Los dos frescos, sonrientes en ese frío de invierno montevideano. Se acurrucaron un rato. Él le ofreció un pijama y una cobija.

Ella se abrazó a él.

Se quedaron dormidos, muy juntos. Al amanecer, ella se despertó primero y lo vio a su lado. Le sonrió sin que él se diera

cuenta. Se levantó despacito, sin hacer ruido.

Se puso sus interiores, sus pantis, su blusa, su falda, sus botines, su bufanda, su abrigo de piel, su gorro.

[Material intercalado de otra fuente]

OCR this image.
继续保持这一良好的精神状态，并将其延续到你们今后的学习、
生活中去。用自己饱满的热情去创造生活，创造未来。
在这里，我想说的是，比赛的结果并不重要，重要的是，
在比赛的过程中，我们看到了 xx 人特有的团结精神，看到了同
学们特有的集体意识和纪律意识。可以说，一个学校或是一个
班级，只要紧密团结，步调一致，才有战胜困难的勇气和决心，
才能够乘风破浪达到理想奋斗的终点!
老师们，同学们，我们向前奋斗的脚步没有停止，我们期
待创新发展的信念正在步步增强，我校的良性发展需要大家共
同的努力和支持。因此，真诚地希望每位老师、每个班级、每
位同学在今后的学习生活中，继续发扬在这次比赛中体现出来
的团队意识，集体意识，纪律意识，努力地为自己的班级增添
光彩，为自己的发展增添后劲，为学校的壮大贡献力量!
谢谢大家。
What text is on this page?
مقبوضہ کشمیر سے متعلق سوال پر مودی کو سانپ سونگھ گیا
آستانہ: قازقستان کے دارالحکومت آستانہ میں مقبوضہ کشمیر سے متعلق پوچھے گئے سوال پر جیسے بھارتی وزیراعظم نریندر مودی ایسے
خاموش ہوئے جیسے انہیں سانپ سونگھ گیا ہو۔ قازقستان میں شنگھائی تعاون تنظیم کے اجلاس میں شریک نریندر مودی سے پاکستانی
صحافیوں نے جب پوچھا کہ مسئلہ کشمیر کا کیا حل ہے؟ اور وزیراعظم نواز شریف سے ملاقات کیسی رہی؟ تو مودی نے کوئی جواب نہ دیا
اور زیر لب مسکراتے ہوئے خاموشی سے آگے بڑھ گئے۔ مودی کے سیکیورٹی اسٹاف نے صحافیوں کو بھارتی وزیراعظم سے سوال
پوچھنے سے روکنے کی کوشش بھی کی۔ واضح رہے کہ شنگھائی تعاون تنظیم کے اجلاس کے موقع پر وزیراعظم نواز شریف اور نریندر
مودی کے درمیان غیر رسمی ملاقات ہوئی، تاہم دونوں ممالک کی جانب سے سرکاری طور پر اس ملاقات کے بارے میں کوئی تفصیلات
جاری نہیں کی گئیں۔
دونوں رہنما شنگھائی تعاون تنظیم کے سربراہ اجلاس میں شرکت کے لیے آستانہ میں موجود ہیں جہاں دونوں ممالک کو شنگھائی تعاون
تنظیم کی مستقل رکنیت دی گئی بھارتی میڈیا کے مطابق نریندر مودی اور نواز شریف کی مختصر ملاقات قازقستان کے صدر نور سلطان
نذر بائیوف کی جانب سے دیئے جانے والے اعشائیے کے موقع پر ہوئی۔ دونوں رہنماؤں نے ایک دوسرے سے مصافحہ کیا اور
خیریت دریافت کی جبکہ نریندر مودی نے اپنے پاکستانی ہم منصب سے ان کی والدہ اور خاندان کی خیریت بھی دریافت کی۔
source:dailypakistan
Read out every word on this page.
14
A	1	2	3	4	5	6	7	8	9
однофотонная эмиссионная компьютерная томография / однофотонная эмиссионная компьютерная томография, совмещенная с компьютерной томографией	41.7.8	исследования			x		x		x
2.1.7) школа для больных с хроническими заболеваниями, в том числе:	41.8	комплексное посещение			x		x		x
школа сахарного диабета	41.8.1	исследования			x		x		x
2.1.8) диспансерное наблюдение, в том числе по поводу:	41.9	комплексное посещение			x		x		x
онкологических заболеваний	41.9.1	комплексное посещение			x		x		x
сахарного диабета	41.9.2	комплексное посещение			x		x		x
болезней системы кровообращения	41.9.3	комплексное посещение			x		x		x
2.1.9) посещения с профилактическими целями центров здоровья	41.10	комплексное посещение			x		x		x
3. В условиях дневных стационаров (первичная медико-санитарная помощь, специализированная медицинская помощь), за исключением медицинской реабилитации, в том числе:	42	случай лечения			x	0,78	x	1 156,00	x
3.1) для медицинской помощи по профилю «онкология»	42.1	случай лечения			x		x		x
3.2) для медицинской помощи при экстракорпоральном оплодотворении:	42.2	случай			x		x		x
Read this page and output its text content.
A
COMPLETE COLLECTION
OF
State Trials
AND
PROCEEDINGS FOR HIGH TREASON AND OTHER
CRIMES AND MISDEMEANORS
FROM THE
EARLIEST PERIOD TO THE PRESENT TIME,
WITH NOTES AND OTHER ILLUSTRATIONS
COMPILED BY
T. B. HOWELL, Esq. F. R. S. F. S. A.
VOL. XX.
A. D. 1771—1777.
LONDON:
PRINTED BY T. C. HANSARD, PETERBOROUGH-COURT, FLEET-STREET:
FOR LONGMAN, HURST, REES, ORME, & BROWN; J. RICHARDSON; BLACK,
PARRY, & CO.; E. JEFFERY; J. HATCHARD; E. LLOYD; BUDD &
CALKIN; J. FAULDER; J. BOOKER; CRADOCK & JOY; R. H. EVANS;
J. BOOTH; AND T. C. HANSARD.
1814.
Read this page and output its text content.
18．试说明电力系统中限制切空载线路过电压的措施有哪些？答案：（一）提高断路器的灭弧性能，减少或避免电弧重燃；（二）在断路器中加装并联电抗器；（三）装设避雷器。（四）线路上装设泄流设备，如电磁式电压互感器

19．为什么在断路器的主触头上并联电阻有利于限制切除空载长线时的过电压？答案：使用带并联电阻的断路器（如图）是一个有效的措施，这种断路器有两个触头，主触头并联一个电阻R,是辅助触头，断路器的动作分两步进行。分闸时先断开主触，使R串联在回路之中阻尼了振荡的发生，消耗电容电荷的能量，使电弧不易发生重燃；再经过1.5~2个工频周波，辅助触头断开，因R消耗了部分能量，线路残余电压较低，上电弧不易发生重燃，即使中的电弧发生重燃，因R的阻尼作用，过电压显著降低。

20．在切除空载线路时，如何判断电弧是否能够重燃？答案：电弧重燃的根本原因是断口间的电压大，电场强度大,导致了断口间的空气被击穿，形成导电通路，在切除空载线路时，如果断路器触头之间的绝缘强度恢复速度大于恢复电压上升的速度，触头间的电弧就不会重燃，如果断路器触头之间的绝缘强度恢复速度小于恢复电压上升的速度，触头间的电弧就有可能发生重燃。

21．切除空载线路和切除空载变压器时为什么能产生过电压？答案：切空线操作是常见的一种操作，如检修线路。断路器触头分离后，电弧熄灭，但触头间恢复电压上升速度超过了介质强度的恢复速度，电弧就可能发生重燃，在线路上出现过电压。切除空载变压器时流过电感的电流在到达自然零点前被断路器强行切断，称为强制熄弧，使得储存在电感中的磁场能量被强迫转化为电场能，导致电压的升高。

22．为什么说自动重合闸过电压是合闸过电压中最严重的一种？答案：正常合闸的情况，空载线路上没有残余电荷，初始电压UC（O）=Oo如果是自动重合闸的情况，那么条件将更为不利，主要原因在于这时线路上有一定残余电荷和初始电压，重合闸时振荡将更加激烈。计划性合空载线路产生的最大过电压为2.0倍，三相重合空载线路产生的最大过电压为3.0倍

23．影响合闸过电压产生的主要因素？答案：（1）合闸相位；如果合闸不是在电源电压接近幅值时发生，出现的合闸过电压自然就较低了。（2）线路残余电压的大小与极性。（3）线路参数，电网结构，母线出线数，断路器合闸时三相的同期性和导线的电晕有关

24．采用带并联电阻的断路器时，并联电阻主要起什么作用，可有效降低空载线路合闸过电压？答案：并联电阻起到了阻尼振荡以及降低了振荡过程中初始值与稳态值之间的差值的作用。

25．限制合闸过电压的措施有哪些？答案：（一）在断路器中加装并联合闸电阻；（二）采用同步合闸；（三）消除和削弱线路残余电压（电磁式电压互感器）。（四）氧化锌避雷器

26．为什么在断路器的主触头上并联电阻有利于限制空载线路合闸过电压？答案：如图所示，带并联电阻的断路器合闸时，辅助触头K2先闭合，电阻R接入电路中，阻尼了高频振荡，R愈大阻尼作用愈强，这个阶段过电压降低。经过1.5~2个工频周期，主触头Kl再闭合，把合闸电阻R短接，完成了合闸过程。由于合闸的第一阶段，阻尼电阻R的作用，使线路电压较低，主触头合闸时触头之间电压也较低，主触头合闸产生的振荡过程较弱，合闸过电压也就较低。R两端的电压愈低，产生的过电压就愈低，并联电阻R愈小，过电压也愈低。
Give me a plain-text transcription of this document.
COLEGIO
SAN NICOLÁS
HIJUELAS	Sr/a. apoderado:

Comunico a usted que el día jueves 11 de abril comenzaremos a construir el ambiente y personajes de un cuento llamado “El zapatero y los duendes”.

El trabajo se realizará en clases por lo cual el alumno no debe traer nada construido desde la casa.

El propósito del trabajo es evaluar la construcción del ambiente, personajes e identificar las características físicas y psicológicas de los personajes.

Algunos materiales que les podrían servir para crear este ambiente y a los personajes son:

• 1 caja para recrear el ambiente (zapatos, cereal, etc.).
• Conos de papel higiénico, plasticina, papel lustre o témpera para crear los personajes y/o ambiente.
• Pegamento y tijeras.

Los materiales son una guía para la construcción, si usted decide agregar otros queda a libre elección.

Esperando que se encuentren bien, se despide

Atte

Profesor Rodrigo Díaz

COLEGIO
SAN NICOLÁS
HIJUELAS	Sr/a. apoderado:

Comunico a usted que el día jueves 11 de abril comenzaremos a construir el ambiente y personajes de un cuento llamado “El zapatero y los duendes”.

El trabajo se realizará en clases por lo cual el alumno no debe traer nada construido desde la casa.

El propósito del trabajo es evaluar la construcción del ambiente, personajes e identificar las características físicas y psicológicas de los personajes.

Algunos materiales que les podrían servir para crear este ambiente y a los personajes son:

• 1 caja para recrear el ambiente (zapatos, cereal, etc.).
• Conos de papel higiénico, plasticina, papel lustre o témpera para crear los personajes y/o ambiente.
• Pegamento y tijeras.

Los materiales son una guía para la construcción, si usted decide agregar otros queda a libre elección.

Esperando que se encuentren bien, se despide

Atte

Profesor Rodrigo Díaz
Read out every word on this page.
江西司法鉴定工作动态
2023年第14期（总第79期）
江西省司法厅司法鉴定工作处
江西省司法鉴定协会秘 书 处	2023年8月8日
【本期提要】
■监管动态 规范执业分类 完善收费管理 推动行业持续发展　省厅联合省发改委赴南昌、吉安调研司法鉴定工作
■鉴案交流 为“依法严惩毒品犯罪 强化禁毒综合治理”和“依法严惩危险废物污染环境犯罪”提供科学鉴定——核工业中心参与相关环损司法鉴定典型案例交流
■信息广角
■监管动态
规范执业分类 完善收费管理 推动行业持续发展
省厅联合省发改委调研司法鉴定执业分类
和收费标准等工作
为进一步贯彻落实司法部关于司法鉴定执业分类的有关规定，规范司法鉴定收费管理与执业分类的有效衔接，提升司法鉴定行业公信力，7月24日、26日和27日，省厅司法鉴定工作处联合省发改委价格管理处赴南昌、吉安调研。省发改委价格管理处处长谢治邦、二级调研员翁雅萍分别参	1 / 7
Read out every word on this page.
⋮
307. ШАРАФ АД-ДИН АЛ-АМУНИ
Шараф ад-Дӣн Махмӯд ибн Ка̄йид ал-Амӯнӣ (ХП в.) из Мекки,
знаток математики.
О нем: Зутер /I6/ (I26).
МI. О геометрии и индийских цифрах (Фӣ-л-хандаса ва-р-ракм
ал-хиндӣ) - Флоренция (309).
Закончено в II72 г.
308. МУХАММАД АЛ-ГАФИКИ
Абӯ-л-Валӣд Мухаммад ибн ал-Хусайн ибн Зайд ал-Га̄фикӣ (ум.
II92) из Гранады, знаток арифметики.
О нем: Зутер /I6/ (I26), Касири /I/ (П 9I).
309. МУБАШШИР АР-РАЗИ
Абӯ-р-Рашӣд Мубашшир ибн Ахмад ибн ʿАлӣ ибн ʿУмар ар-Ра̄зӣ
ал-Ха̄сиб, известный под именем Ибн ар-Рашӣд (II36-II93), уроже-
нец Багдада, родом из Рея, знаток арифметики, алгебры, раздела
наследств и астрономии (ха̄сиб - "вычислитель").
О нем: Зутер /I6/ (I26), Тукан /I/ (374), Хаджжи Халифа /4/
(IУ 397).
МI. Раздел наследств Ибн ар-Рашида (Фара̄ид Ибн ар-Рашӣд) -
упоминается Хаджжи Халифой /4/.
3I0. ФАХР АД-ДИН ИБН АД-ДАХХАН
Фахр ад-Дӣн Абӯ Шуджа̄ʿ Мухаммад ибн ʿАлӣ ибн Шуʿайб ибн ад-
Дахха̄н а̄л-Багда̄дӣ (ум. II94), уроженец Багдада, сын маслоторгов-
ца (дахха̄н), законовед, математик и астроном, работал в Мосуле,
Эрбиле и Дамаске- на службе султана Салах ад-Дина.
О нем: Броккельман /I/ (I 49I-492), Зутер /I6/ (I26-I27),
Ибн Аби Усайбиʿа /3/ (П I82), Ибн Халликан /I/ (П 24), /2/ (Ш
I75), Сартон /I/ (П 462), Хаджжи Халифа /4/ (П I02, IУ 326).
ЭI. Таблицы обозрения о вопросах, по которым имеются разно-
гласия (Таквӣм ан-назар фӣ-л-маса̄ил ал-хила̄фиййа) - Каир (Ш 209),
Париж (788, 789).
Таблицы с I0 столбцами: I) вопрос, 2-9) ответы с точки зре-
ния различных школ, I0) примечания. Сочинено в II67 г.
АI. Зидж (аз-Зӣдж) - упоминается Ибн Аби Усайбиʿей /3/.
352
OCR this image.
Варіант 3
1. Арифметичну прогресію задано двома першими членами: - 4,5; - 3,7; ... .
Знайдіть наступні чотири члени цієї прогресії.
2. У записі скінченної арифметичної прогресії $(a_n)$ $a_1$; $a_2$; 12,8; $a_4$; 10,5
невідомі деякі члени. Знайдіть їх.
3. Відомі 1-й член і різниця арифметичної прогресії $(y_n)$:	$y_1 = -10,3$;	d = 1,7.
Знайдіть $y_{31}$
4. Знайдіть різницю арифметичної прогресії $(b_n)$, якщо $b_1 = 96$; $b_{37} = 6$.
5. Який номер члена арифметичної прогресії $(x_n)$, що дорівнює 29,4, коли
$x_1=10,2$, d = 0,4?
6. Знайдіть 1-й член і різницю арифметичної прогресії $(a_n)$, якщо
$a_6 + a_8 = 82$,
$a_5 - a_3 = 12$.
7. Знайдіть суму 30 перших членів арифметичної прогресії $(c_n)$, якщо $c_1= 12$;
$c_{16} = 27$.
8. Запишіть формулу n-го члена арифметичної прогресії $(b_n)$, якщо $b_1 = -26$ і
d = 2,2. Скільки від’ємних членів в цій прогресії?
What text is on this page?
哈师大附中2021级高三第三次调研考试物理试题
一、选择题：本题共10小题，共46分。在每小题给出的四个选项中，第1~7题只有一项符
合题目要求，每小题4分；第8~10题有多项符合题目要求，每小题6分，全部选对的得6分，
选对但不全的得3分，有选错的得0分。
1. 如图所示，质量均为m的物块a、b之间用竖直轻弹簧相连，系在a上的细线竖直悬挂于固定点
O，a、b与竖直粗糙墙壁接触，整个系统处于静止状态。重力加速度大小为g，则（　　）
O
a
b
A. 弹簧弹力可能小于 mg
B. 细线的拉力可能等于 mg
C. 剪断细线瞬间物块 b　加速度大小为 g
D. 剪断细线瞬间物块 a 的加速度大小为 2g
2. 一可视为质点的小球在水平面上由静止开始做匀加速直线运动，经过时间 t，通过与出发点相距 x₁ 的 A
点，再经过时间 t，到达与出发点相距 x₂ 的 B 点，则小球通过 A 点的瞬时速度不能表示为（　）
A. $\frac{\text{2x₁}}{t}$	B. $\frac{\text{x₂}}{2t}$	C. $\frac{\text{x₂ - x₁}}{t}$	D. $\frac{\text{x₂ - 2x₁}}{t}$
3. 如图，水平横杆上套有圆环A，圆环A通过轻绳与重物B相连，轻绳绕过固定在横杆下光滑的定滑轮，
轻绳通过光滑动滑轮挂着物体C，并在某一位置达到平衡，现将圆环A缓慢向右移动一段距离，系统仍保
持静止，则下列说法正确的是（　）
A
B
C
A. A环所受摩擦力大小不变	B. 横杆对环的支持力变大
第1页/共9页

Se peinó con los dedos, sin mirarse a un espejo. Lo miró. Seguía durmiendo en completa armonía.

Le tocó el cabello oscuro. En puntillas salió de la habitación y bajó las escaleras. Abrió la puerta de madera que daba al

exterior, la cerró despacio, detrás de sí, caminó unos pasos hasta la esquina, dio la vuelta sacó su celular y pidió un Uber.

Esperó el auto y le dio la dirección de su hotel.

Sonreía y pensaba cosas mientras recorría con la mirada el hermoso paisaje desde el Parque Rodó hacia la Rambla Presidente

Wilson y finalmente llegó a la Rambla Mahatma Gandhi, en Punta Carretas, donde estaba el hotel. Se apeó.

Como siempre, inolvidable Montevideo. Inconfundible. El sexto monte del este al oeste.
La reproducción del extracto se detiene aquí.